The Brent crude snapback is all too real!

Crude oil prices have risen 10% in the first trading week of 2019 after a savage 40% fall in the last three months on global growth and supply glut angst. There are multiple reasons for the snapback in Brent crude form its $52 low to $58 a barrel as I write (though still dramatically below the $86 peak price in early October 2018).

One, Saudi Arabia has made it clear that it intends to play the role of OPEC’s swing producer once again to stabilize prices. Saudi Arabia will use its spare capacity to generate the bulk of the 1.2 million barrels a day (MBD) output cut the kingdom negotiated at the last OPEC ministerial meeting in Vienna on December 7. The kingdom’s tanker lifting data show at least a 500,000 fall in Saudi exports. Iran and Venezuelan oil shipments have also fallen due to financial distress and Russia has agreed to cut 300,000 barrels, though West Siberian permafrost leads to a seasonal fall in Ural crude exports. The UAE and Kuwait are traditional allies of Saudi Arabia in OPEC and can be expected to demonstrate compliance with the kingdom’s Vienna output cut pact.

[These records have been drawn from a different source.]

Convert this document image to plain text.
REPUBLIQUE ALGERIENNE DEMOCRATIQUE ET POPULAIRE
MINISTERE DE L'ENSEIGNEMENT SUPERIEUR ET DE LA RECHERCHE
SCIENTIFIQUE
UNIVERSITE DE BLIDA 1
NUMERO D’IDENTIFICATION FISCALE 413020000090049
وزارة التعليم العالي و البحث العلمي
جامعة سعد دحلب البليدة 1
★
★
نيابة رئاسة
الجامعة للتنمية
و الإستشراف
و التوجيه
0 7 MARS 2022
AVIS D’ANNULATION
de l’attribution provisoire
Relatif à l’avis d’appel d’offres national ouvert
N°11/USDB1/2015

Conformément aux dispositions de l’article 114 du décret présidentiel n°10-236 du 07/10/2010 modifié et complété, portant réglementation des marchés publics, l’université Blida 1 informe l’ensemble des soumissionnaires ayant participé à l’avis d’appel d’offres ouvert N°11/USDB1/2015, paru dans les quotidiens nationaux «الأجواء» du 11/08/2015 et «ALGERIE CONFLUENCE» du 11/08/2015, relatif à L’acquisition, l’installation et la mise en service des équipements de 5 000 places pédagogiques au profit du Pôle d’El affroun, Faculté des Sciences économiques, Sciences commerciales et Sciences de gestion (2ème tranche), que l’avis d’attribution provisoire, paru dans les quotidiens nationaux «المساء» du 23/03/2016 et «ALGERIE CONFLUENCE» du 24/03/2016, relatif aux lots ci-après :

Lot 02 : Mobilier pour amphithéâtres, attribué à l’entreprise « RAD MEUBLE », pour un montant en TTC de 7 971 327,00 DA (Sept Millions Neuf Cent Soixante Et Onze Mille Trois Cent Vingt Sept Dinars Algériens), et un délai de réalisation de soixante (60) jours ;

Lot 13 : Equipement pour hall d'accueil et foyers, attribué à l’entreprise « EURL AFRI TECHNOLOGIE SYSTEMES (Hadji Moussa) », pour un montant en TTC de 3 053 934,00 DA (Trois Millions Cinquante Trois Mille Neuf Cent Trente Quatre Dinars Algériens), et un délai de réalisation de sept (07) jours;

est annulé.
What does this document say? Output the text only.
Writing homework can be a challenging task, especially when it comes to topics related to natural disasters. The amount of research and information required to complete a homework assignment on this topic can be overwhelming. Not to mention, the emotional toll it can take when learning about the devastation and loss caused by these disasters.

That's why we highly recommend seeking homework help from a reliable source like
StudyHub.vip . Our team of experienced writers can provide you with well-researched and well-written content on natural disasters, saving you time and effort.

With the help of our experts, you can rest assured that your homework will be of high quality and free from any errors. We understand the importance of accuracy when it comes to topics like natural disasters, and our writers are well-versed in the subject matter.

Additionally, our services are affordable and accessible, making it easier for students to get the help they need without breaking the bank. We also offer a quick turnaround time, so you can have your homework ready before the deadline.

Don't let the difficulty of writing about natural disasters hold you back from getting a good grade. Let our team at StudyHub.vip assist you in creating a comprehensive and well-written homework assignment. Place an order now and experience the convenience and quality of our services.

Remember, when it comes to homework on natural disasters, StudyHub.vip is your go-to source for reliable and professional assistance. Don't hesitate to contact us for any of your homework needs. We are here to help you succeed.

Two, the 312,000 US payroll growth data in December and the People’s Bank of China’s banking reserve ratio cut to boost credit growth in the Middle Kingdom have priced out global recession fears in the oil market. There was a frenzy of short covering in the West Texas futures contract in New York and the North Sea Brent contract in London as traders realized that Saudi Arabia and the Kremlin were deadly serious to prevent an 2008/2014 style oil price crash and deliver credible supply cuts that would balance the wet barrel (physical oil trading) market at the same time as Washington and Beijing would inject monetary stimulus to prevent asset price contagion.

Three, the Federal Reserve’s decision to reduce its projected interest rate hikes in 2019 from three to two and an Italian-EU budget deal has led to a fall in the US Dollar Index from its 97 high. This has led to a firmer bid in the oil futures market. The protracted US government shutdown, the Democratic majority in Congress and the risk of impeachment for President Trump after the Mueller probe goes public is a sword of Damocles for the US dollar that could well boost Brent crude to $65.

Four, apart from cautious optimism on the Chinese economy, Wall Street equities have moved sharply higher on hopes of a US-Chinese trade agreement even though Chinese retail sales and industrial production growth data were at dismal decade lows. China has agreed to boost its US soyabean imports and full Vice-Premier led the latest trade negotiations in Beijing. Wall Street has concluded that Beijing does not want a global recession as much as an embattled, politically weakened President Trump – and a trade pact will help eliminate this draconian risk for both the People’s Republic of China and the United States.

The caveat remains that it is difficult for Brent crude to trade above $70 a barrel for a sustained period since a shale oil output surge in the Permian Basin in West Texas and the Bakken in North Dakota means US output could well rise above 12 MBD in 2019 – and rise by a million barrels a day each year until 2025. This will make the United States the most powerful marginal supplier of shale oil and LNG to the world. It will also make OPEC a price taker, not a price maker in the global oil market.

New pipelines in Texas and Louisiana will help transport Permian Basin oil to the Gulf Coast refineries. This is the reason Goldman Sachs cut its Brent forecast to $62.5 for the next three months, down from a previous $70. Activist hedge fund manager Paul Singer’s $2 billion takeover bid for the Colorado shale oil and gas producer QER Resources makes total strategic sense to me. The company was grossly undervalued, relative to its reserves on the stock exchange. This is the time to drill for black gold at a discount on Wall Street! After all, QER Resources shares soared 40% on Singer’s takeover bid. Merger mania is coming to the shale oil and gas world. The Anglo-Persian Oil Company, now known by the politically correct acronym of BP, just discovered a billion barrels of oil in the Gulf of Mexico. Is BP undervalued? Is the Pope a Catholic?